Diário antigo (2)
Arquivado quarta-feira, outubro 25, 2006 por Sérgio Lavos | E-mail this post
Em relação ao que me disseram para fazer, falando do que me impuseram, recordando as palavras exactas deles, uma coisa apenas; olho, e breve é a lâmina que corta o pão. Serão as minhas mãos que seguram na faca e cortam o pão. Mas pensava em algo de importante. Sem dúvida, importante. Definitivamente importante. As migalhas espalham-se em redor, ocupam quase toda a mesa. Chove lá fora como se chovesse dentro da minha cabeça, e a minha cabeça é uma daquelas lâmpadas que aparecem nos cartoons quando uma personagem tem uma ideia. Brilhante cérebro, já me disseram em tempos. Uma vez, no mínimo. Uma vez, olhava o mar da avenida, sentado num banco de madeira, de pés apoiados no muro baixo, olhava o mar de mãos entre as pernas, lembro as mãos que tremiam de frio, seria talvez inverno, verão não, de certeza, verão não. Fazia frio e eu estava como se dormisse num iglô abstracto de um esquimó, dormia como um urso polar e olhava o mar, parecia que uma lâmina (igual à que corta o pão, talvez) pairava sobre o mar, julguei que uma lâmina cortava o mar em dois, ideia familiar, desconheço a origem da informação, e isto é a verdade, disseram-me para dizer sempre a verdade, impuseram-me isso.

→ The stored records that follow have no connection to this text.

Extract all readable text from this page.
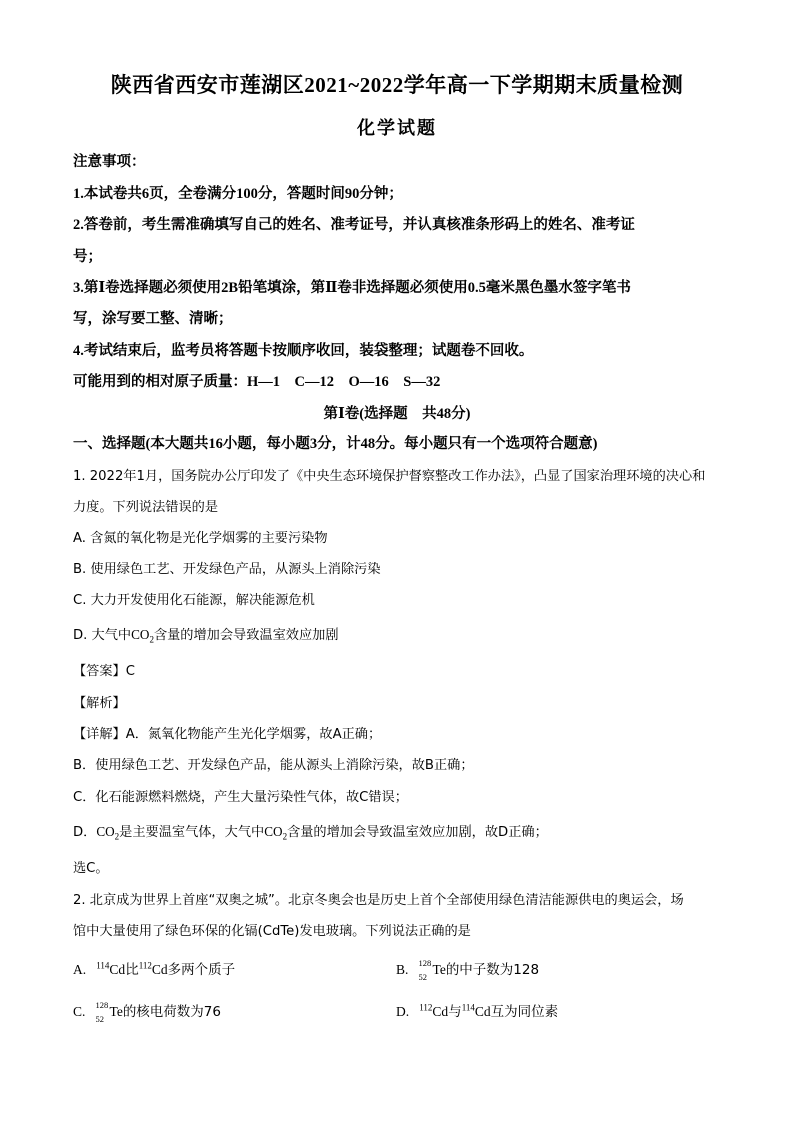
陕西省西安市莲湖区2021~2022学年高一下学期期末质量检测
化学试题
注意事项：
1.本试卷共6页，全卷满分100分，答题时间90分钟；
2.答卷前，考生需准确填写自己的姓名、准考证号，并认真核准条形码上的姓名、准考证
号；
3.第Ⅰ卷选择题必须使用2B铅笔填涂，第Ⅱ卷非选择题必须使用0.5毫米黑色墨水签字笔书
写，涂写要工整、清晰；
4.考试结束后，监考员将答题卡按顺序收回，装袋整理；试题卷不回收。
可能用到的相对原子质量：H—1　C—12　O—16　S—32
第Ⅰ卷(选择题　共48分)
一、选择题(本大题共16小题，每小题3分，计48分。每小题只有一个选项符合题意)
1. 2022年1月，国务院办公厅印发了《中央生态环境保护督察整改工作办法》，凸显了国家治理环境的决心和
力度。下列说法错误的是
A. 含氮的氧化物是光化学烟雾的主要污染物
B. 使用绿色工艺、开发绿色产品，从源头上消除污染
C. 大力开发使用化石能源，解决能源危机
D. 大气中$CO_2$含量的增加会导致温室效应加剧
【答案】C
【解析】
【详解】A．氮氧化物能产生光化学烟雾，故A正确；
B．使用绿色工艺、开发绿色产品，能从源头上消除污染，故B正确；
C．化石能源燃料燃烧，产生大量污染性气体，故C错误；
D．$CO_2$是主要温室气体，大气中$CO_2$含量的增加会导致温室效应加剧，故D正确；
选C。
2. 北京成为世界上首座“双奥之城”。北京冬奥会也是历史上首个全部使用绿色清洁能源供电的奥运会，场
馆中大量使用了绿色环保的化镉(CdTe)发电玻璃。下列说法正确的是
A. $^{114}$Cd比$^{112}$Cd多两个质子	B. 128
52 Te的中子数为128
C. 128
52 Te的核电荷数为76	D. $^{112}$Cd与$^{114}$Cd互为同位素
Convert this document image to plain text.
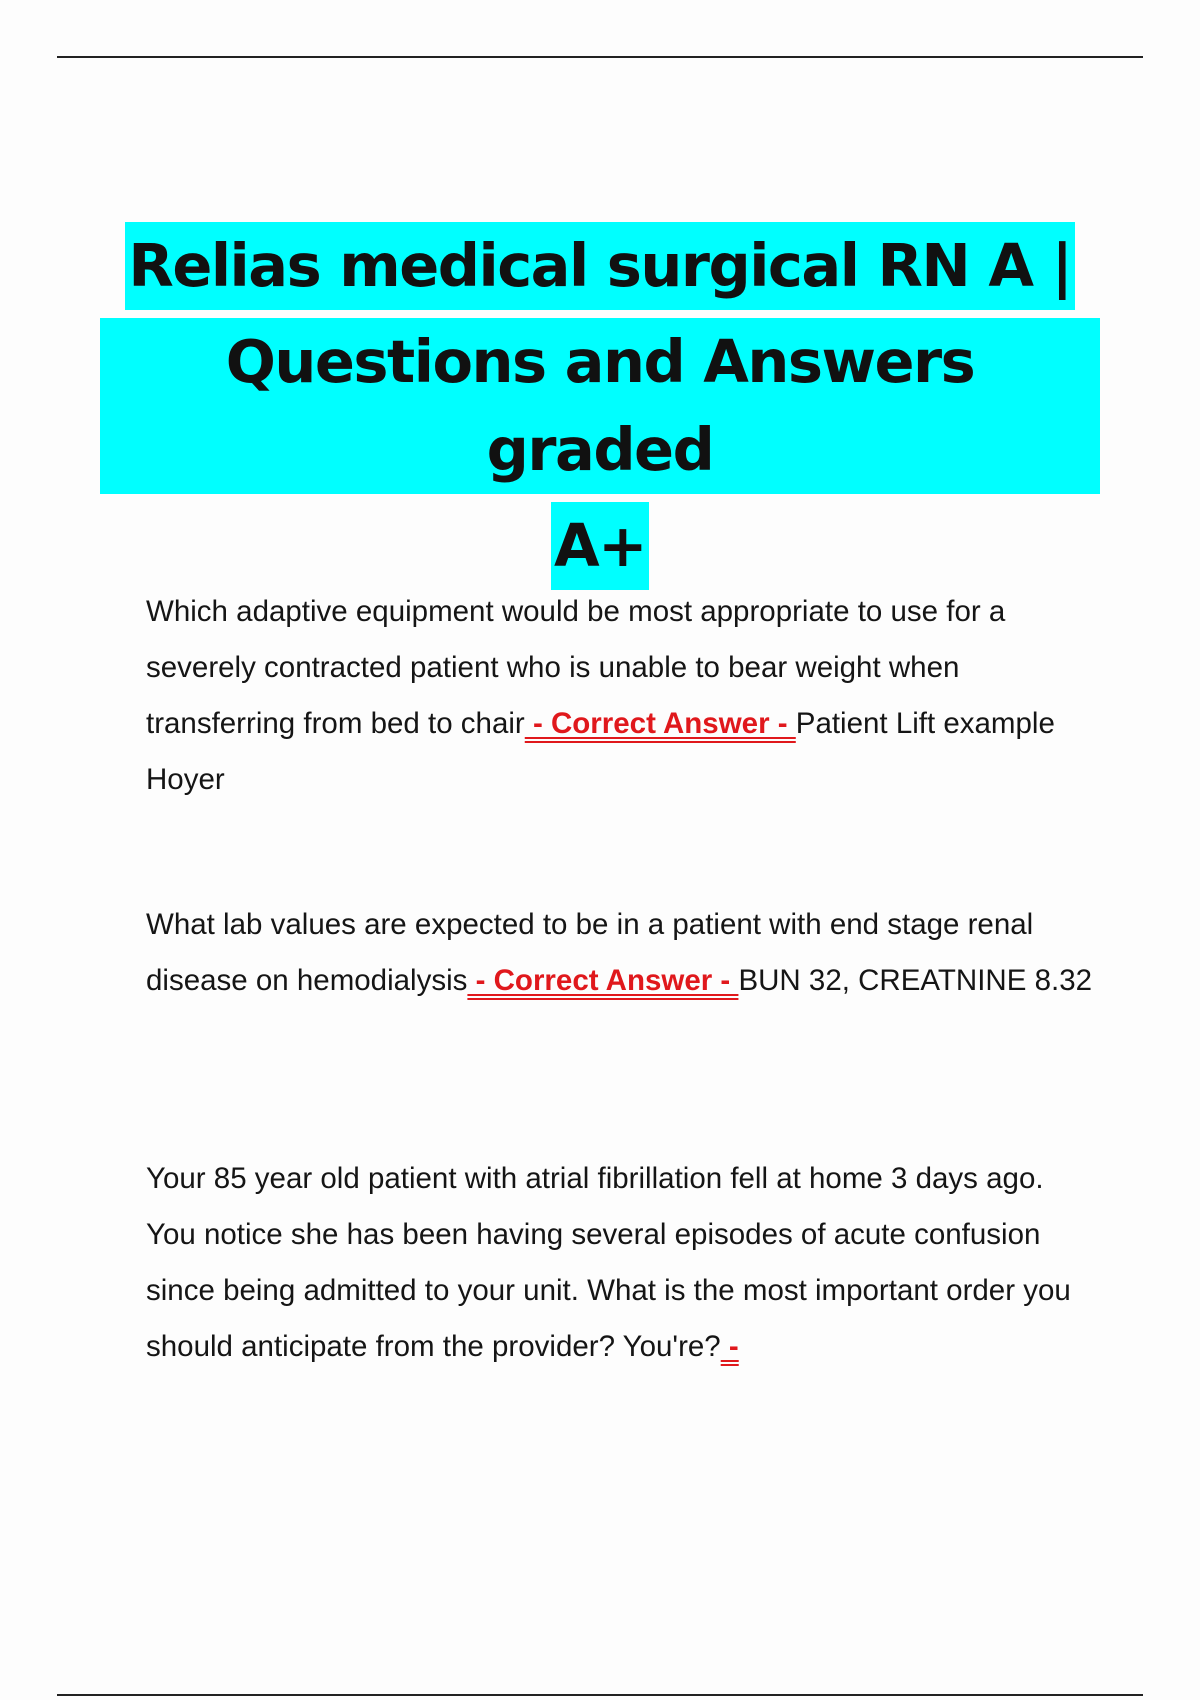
Relias medical surgical RN A |
Questions and Answers graded
A+
Which adaptive equipment would be most appropriate to use for a severely contracted patient who is unable to bear weight when transferring from bed to chair - Correct Answer - Patient Lift example Hoyer
What lab values are expected to be in a patient with end stage renal disease on hemodialysis - Correct Answer - BUN 32, CREATNINE 8.32
Your 85 year old patient with atrial fibrillation fell at home 3 days ago. You notice she has been having several episodes of acute confusion since being admitted to your unit. What is the most important order you should anticipate from the provider? You're? -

Que não poderia mentir. E eu não minto e sorrio com modos delicados, sou um ser dócil. Como uma lesma preta sobre uma folha de erva húmida, sob a pata que evita a poça no carreiro. Eu obedeço, sou dócil como um vento do deserto aprisionado. Domado. Corto o pão e sem querer corto a mão que corta o pão, o sangue explode. Chupo o sangue e quase choro. Mas não choro, o sangue salpica a toalha florida, é pena o estado a que as coisas chegaram. A minha mão é uma ruína, um eco de coisas passadas ressoa nos ossos, e eu consigo ouvir tudo. Ou quase. O resto, proibiram-me. Obedeço. Quase tudo.